O quarteirão vazio em meio a tantos prédios tornava impossível esquecer a lacuna na paisagem do sul de Manhattan. Onde as Torres Gêmeas do World Trade Center se impunham, com seus 110 andares, acumulavam-se entulho e dor. Não mais. Dez anos depois da destruição do símbolo da pujança americana, emerge dali um novo arranha-céu. Ainda com 80 andares, a construção ultrapassará as torres originais. Quando ficar pronto, em 2013, o One World Trade Center será o prédio mais alto dos Estados Unidos, com 541 metros. A seu lado, quatro novas torres. Nessa obra, está refletido o sentimento nova-iorquino ao fim da década. Embora o pior ataque terrorista de todos os tempos tenha deixado marcas indeléveis na história da cidade, do país e do mundo (leia a reportagem O dia que não terminou), eles não olham para trás.

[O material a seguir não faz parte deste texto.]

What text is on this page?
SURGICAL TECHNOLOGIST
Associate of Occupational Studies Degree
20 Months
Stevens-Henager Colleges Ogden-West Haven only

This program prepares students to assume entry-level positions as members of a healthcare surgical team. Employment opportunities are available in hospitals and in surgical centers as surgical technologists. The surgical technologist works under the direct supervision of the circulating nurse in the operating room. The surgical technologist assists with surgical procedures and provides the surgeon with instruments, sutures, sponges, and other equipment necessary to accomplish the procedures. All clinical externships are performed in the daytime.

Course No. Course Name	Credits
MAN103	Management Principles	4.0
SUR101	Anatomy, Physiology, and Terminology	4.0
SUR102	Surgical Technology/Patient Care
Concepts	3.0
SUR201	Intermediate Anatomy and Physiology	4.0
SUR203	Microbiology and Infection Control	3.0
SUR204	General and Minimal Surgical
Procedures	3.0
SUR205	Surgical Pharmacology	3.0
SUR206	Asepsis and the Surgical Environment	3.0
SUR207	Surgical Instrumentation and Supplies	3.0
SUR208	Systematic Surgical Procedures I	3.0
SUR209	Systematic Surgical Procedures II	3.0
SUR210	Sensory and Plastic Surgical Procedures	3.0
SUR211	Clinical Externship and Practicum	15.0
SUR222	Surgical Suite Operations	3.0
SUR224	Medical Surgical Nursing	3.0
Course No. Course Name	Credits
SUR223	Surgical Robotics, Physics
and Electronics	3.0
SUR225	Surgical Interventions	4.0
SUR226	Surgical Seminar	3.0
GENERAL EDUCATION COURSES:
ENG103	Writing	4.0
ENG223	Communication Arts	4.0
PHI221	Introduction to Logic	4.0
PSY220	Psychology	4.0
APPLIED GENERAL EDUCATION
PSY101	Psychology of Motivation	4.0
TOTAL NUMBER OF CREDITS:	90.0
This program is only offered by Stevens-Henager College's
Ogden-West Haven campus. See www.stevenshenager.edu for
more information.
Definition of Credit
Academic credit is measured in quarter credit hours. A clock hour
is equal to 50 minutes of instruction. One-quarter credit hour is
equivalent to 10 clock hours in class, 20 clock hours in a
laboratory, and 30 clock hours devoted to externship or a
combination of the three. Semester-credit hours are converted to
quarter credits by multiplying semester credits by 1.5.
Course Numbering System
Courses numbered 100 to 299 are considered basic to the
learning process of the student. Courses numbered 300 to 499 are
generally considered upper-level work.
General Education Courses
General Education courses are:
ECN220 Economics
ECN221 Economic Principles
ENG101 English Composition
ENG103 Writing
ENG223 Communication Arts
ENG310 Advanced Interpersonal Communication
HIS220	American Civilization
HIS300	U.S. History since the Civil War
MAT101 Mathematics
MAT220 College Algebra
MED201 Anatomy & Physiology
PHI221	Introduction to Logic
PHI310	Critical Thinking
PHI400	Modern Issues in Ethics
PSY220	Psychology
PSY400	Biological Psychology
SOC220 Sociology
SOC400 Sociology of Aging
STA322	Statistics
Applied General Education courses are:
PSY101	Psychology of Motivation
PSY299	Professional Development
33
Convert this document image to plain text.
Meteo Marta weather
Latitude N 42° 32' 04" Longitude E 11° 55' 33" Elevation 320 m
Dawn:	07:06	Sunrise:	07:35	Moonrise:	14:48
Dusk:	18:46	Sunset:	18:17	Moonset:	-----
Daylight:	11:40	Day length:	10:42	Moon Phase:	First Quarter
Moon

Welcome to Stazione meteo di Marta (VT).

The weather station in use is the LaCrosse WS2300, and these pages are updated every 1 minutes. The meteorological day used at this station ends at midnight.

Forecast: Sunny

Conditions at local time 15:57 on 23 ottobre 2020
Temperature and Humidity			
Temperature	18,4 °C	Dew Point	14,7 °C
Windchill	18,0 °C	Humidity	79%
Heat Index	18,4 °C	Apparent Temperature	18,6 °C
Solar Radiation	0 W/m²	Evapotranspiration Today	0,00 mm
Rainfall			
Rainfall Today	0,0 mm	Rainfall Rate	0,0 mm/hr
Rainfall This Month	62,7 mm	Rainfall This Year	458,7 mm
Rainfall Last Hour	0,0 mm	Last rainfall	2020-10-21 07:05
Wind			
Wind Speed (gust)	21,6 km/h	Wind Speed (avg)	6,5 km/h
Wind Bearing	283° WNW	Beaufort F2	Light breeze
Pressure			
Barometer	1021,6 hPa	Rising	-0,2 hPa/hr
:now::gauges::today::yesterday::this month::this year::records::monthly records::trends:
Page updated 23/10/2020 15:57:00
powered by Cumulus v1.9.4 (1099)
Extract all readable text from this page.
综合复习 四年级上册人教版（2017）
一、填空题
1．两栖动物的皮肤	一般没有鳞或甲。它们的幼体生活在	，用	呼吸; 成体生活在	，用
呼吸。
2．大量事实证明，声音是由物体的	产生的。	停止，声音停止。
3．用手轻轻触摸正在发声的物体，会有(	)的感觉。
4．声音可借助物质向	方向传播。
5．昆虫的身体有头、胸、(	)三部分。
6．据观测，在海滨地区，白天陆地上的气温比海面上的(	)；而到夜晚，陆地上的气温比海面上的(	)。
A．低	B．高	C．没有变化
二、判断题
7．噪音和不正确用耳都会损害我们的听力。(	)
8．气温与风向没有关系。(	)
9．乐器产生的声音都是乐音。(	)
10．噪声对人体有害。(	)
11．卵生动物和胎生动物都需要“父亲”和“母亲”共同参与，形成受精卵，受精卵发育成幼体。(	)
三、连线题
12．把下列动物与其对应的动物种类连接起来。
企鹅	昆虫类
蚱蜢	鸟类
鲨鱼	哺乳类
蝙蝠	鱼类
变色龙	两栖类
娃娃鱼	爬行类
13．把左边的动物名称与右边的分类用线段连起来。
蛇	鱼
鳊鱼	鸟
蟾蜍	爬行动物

A melhor imagem para ilustrar seu sentimento são as duas fontes iluminadas com cascatas d’água, que serão inauguradas no próximo dia 11 no exato local onde estavam as Torres Gêmeas. O memorial terá parapeitos de bronze com os 2.977 nomes de homens, mulheres e crianças que perderam a vida em Nova York, na Virgínia e na Pensilvânia – além das seis vítimas do ataque à bomba contra o WTC em 1993. Como a água escoando, esvai-se o legado sombrio do medo deixado pelo terror. Como os nomes inscritos no bronze, resta a memória – e a certeza de que, sem ela, é impossível construir o futuro.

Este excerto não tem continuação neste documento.